Students should avoid risque clothing on campus
Published: Monday, September 10, 2012
Updated: Monday, September 10, 2012 21:09
It’s no secret that our university has no dress code. In my four years here, I have seen students of all years wear sweatpants, suits and everything in between on the college fashion spectrum of comfortable to sexy to conservative. I understand clothing is a choice and students may dress a certain way if they decide to do their workout before class or have a job interview afterwards, but it seems the longer I stay here, the outfits on campus become increasingly, um, well, skanky, for lack of a better word.
How is a student smart enough to be admitted into the university, but not smart enough to figure out that a professor probably does not want to see your entire bra or the underside of your bum as you enter his or her classroom?
Any fashion magazine will tell you that sheer and lacey tops are “in” right now. But are people so excited that they cannot wait until the upcoming night at a bar or house party to rock the latest trend? It appears so. It also appears, that the top will look so awful with a camisole or tank top under it that a bra or itsy-bitsy bandeau is the only option.
I understand the fact that girls tend to dress to impress other girls. It is a fact of how teenage and young adult women operate. We choose our clothing to appeal to both our sense of style and the sense of style of others around us. It is how trends come into being and styles gain popularity. But I can guarantee even the most trendy fashionista would rather see a student dressed in a simple staple item like a plain sundress accessorized with a statement necklace and some eye-catching sandals than a pair of heels carrying some hot pants and a crop top getting lost in some cleavage.
Now you can argue that these pieces are “all the rage” and that the sweltering summer weather only promotes this scantily clad approach to dressing, but PETA already put its stamp on the “I’d rather go naked…” campaign, ending the phrase with “than wear fur” so please stop trying to instill the “I’d rather go naked than look bad for class” campaign. Contrary to what our generation might promote, there are ways to dress sexy without making others around you feel uncomfortable.
And I am not claiming to be a fashion expert (although I do enjoy putting outfits together and take pride in what I wear), but is it too much to ask for students to maintain some integrity and professionalism in the classroom? We take professors seriously as educators and experts and want them to take us seriously as students. But let me ask you this: how in the world is a professor going to assume you are in the classroom to further your knowledge and increase your chances of success in the field you chose to pursue if all he can see is the makeup you wore to a fraternity party last night and the hot pink leopard bra you thought was appropriate to wear to class under a completely see-through top?
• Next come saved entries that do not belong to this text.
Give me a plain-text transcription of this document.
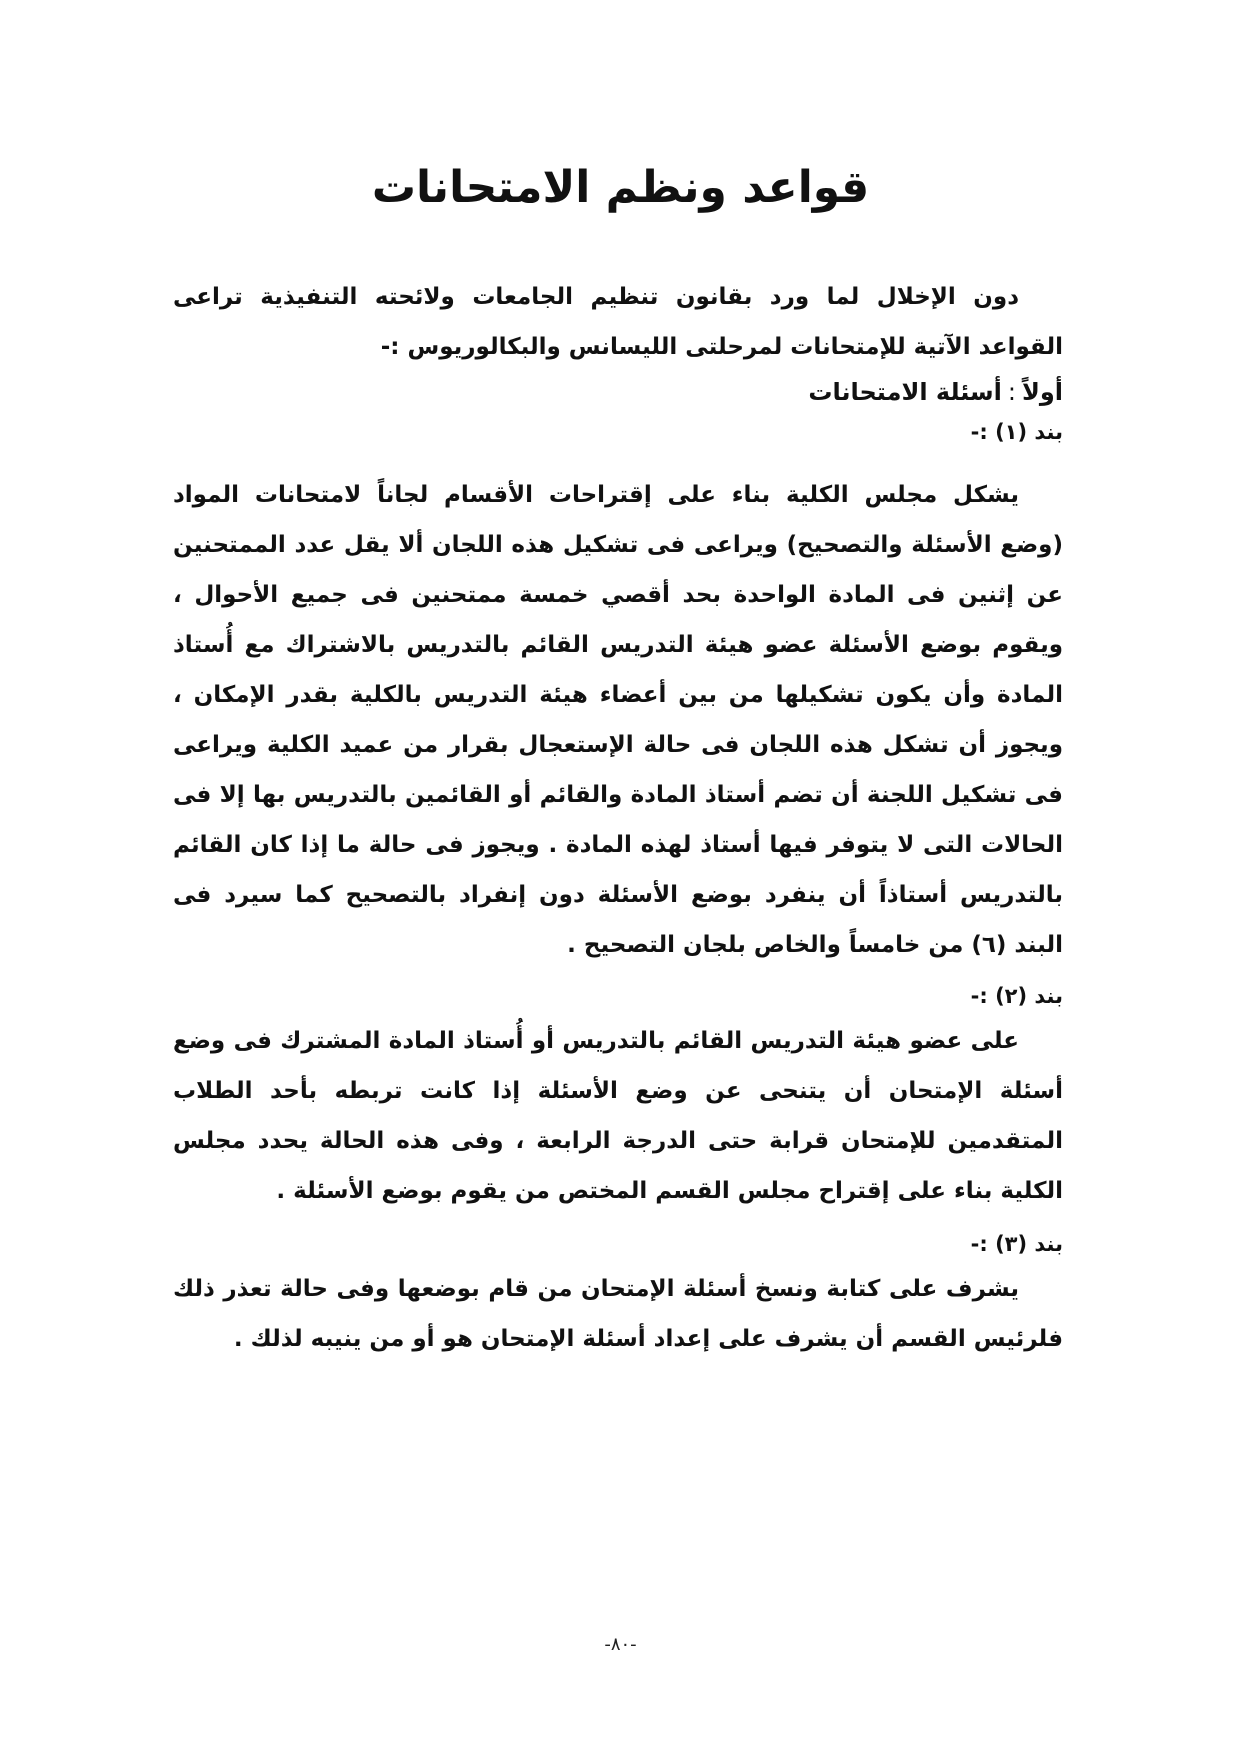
قواعد ونظم الامتحانات

دون الإخلال لما ورد بقانون تنظيم الجامعات ولائحته التنفيذية تراعى القواعد الآتية للإمتحانات لمرحلتى الليسانس والبكالوريوس :-

أولاً:أسئلة الامتحانات
بند (١) :-

يشكل مجلس الكلية بناء على إقتراحات الأقسام لجاناً لامتحانات المواد (وضع الأسئلة والتصحيح) ويراعى فى تشكيل هذه اللجان ألا يقل عدد الممتحنين عن إثنين فى المادة الواحدة بحد أقصي خمسة ممتحنين فى جميع الأحوال ، ويقوم بوضع الأسئلة عضو هيئة التدريس القائم بالتدريس بالاشتراك مع أُستاذ المادة وأن يكون تشكيلها من بين أعضاء هيئة التدريس بالكلية بقدر الإمكان ، ويجوز أن تشكل هذه اللجان فى حالة الإستعجال بقرار من عميد الكلية ويراعى فى تشكيل اللجنة أن تضم أستاذ المادة والقائم أو القائمين بالتدريس بها إلا فى الحالات التى لا يتوفر فيها أستاذ لهذه المادة . ويجوز فى حالة ما إذا كان القائم بالتدريس أستاذاً أن ينفرد بوضع الأسئلة دون إنفراد بالتصحيح كما سيرد فى البند (٦) من خامساً والخاص بلجان التصحيح .

بند (٢) :-

على عضو هيئة التدريس القائم بالتدريس أو أُستاذ المادة المشترك فى وضع أسئلة الإمتحان أن يتنحى عن وضع الأسئلة إذا كانت تربطه بأحد الطلاب المتقدمين للإمتحان قرابة حتى الدرجة الرابعة ، وفى هذه الحالة يحدد مجلس الكلية بناء على إقتراح مجلس القسم المختص من يقوم بوضع الأسئلة .

بند (٣) :-

يشرف على كتابة ونسخ أسئلة الإمتحان من قام بوضعها وفى حالة تعذر ذلك فلرئيس القسم أن يشرف على إعداد أسئلة الإمتحان هو أو من ينيبه لذلك .

-٨٠-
Maybe I am being a tad bit old school here (I am a senior after all), but even male university students are commenting on how “shorts are shorter than ever” and “the school has reached a new level of trashy.” It does make me wonder whether or not people realize that your clothing sends a message, and not always in the best way.
At the end of the day, I am not telling people how to dress or saying we need a dress code. I am not even suggesting that our campus should look like the next hot and upcoming location for fashion week; rather, I am simply asking for students to keep in mind the fact that when you look in the mirror and see your outfit for the day, other people have to see it too. And if that is too much to ask, I guess those of us who are bothered by this “skanky” phenomenon can find relief in the fact that a season characterized by cute chunky sweaters, oversized scarves and trendy leather jackets is right around the corner.